# Identifying Flooring Underlayment (asbestos?)



## nealb (May 9, 2015)

We are working on a 1910 home and while removing the kitchen subfloor found this (attached image) underlayment. Does anyone know exactly what this material is?
Thanks,
Neal


----------



## GO Remodeling (Apr 5, 2005)

probabaly linoleum.



should ask this in the flooring section.


----------



## VinylHanger (Jul 14, 2011)

What are we looking at? The grooved area or the small broken chunk? A sideish view would be easier


----------



## nealb (May 9, 2015)

This is a square we cut out of the subfloor. you can see the plywood (subfloor) on the sides of the zoomed out picture. The other picture is just a zoomed in view of the top left hand corner. We removed a layer of linoleum. Under was the plywood subfloor, next a layer of particle board, finally this underlayment next to the original hardwood floors. I can post a side view after I stop over this morning. 

Thanks.


----------



## nealb (May 9, 2015)

Also, the underlayment is just one sheet... the grooved area on top is part of the same piece that you see on the torn edge.


----------



## nealb (May 9, 2015)

*Identifying Flooring Underlayment*

We are working on a 1910 home and while removing the kitchen subfloor found this (attached image) underlayment. Does anyone know exactly what this material is? The pictures are of a square we cut out of the subfloor. You can see the plywood (subfloor) on the sides of the zoomed out picture. The other picture is just a zoomed in view of the top left hand corner. We removed a layer of linoleum. Under, was the plywood subfloor, next a layer of particle board, finally this underlayment next to the original hardwood floors. The underlayment is just one sheet... the grooved area on top is part of the same piece that you see on the torn edge.

Thanks,
Neal


----------



## rusty baker (Jun 14, 2008)

Celotex?


----------



## ccoffer (Jan 30, 2005)

It used to be linoleum. Now it's a fossil fuel. Pretty cool time capsule. That stuff was pretty much all vegetable material before the advent of mass petroleum production.


----------



## CarpenterSFO (Dec 12, 2012)

ccoffer said:


> It used to be linoleum. Now it's a fossil fuel. Pretty cool time capsule. That stuff was pretty much all vegetable material before the advent of mass petroleum production.

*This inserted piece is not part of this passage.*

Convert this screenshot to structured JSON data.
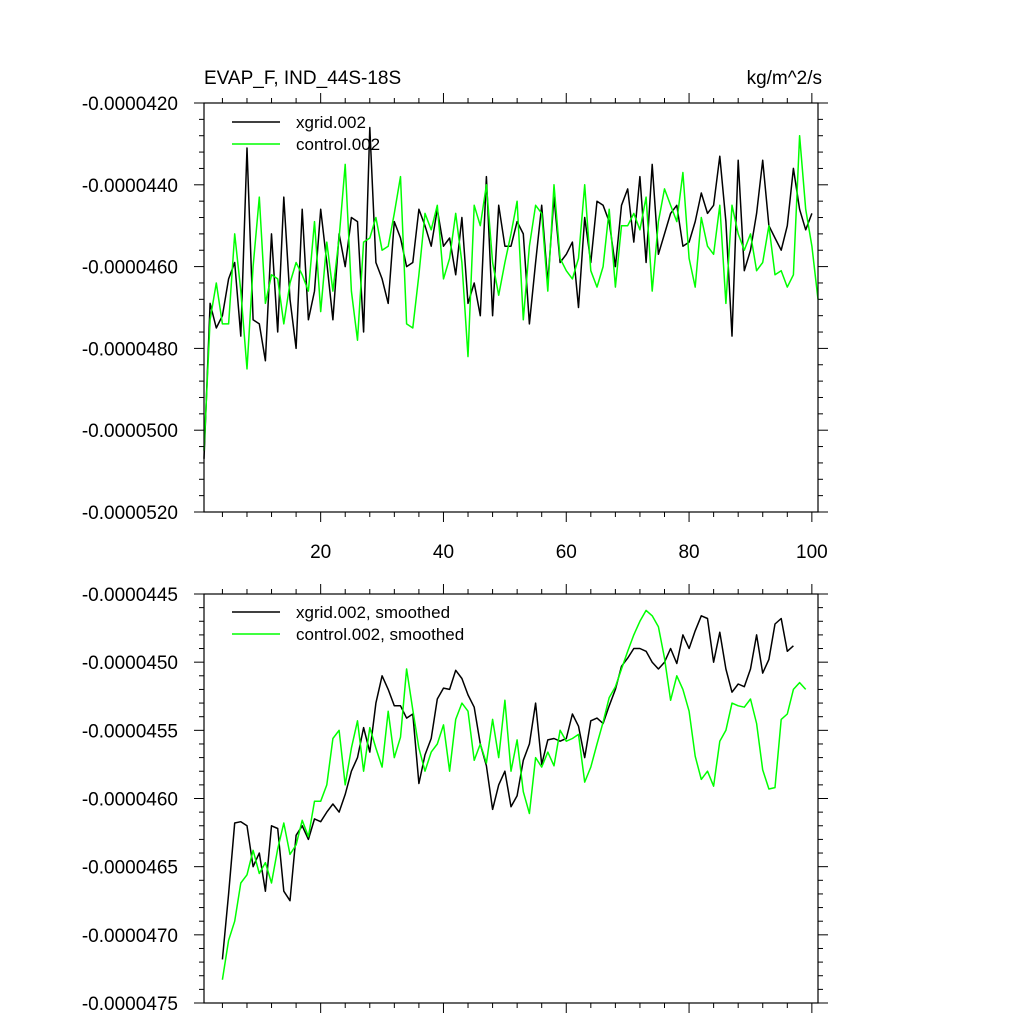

I agree, it just looks like old linoleum to me - burlap and sawdust soaked in linseed oil and run under some hot rollers.


----------



## CO762 (Feb 22, 2010)

CarpenterSFO said:


> old linoleum to me - burlap and sawdust soaked in linseed oil and run under some hot rollers.


Wow, that's how they made it? Times certainly were tuffer back in the good ol days.


----------